Chapter 14.

1.1K 167 0
                                    

Sekali lagi aku benar-benar diberitahu bahwa, tak satupun yang kuketahui mengenai duniaku sendiri. Setelah sekian kali terjatuh dan ditinggalkan, akhirnya aku berada pada titik paling dasar.

Menangis sendirian tanpa ingin menerima kenyataan. Rasanya aku ingin berteriak sekuat tenaga, menyuarakan ketidak adilan sampai aku mendapatkannya.

Duduk di atas tebing tinggi saat matahari sama sekali belum menampakkan diri dengan airmata yang tidak bisa berhenti dan isakan kecil, sambil berharap bahwa ayah dan ibuku akan muncul dari dalam air; sama sekali tidak pernah kubayangkan.

Sekali lagi aku pikir aku akan terus hidup di desa Danji bersama ayah dan ibu sampai nanti. Tapi kenapa, kenapa tak satupun harapanku yang bisa menjadi nyata.

Sonwoo teman kecilku, Jungi, Ayah dan ibu; rumahku, tempatku pulang. Semuanya pergi, meninggalkan aku dalam kubangan luka yang sama.

Sakit. Sakit. Sakit. Hatiku tidak pernah baik-baik saja. jadi tolong, ayah- ibu; tolong muncullah dari dalam air lalu katakan semua ini hanya lelucon.

Tubuhku tetap kedinginan meski bibi Soyeon dan Nenek memelukku sangat kuat sejak beberapa jam sebelumnya,

aku terbangun karena mimpi buruk dan berniat mencari keberadaan ibu. Namun belum sempat aku menemukan ibu, nenek sudah lebih dulu menghampiriku dengan wajah khawatir yang kentara. Nenek bilang ayah dan ibu belum pulang dari sore, sementara ini sudah lewat tengah malam.

Subuh itu, rumah begitu kacau dengan bibi Soyeon yang sudah hendak bergegas menuju pantai.

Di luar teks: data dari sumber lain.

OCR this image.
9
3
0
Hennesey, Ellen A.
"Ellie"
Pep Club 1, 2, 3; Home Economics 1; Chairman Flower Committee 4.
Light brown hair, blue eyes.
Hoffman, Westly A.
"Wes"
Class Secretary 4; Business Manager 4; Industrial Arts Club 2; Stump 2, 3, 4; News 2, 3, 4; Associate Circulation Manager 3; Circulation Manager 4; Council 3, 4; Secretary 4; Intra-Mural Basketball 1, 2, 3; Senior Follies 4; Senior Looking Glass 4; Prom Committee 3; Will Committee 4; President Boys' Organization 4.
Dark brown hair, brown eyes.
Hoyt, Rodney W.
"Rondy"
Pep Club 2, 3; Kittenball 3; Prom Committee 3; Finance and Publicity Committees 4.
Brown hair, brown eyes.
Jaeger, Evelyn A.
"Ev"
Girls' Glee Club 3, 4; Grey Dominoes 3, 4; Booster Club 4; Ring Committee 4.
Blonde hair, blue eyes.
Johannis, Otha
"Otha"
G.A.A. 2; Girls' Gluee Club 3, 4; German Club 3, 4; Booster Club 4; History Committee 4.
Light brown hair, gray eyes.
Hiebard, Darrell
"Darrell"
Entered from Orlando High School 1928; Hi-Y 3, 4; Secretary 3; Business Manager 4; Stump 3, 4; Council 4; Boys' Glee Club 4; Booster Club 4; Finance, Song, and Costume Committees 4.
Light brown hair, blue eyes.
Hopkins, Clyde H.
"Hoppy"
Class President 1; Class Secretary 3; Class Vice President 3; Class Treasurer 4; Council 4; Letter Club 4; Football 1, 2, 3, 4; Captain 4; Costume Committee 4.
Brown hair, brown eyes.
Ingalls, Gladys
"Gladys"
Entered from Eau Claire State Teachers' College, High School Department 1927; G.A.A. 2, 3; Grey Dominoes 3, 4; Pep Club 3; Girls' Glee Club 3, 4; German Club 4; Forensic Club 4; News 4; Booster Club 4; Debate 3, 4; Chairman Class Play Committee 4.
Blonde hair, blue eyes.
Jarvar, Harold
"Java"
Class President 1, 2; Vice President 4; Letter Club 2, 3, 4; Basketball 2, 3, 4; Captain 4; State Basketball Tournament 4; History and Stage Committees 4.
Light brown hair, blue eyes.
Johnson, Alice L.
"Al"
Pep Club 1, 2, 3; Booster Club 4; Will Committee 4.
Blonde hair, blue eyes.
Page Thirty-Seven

Jantungku berdetak sangat kencang seiring kaki kami yang semakin mendekati laut, namun melemah seketika saat menemukan dua pasang jejak kaki yang tampak menuju tebing tinggi di atas sana.

Sejenak aku mematung, berusaha memproses apa yang ku lihat. Hati kecilku menepis segala kemungkinan sebelum napasku memburu.

Beberapa saat yang terasa terhenti membuatku bergerak tanpa menunggu lagi, aku langsung berlari ke atas tebing. Lalu bayangan mimpi burukku beberapa hari ini terputar tanpa diperintah: tentang bunga crysan, tentang Sonwoo, tentang tebing itu bersama ayah dan ibu.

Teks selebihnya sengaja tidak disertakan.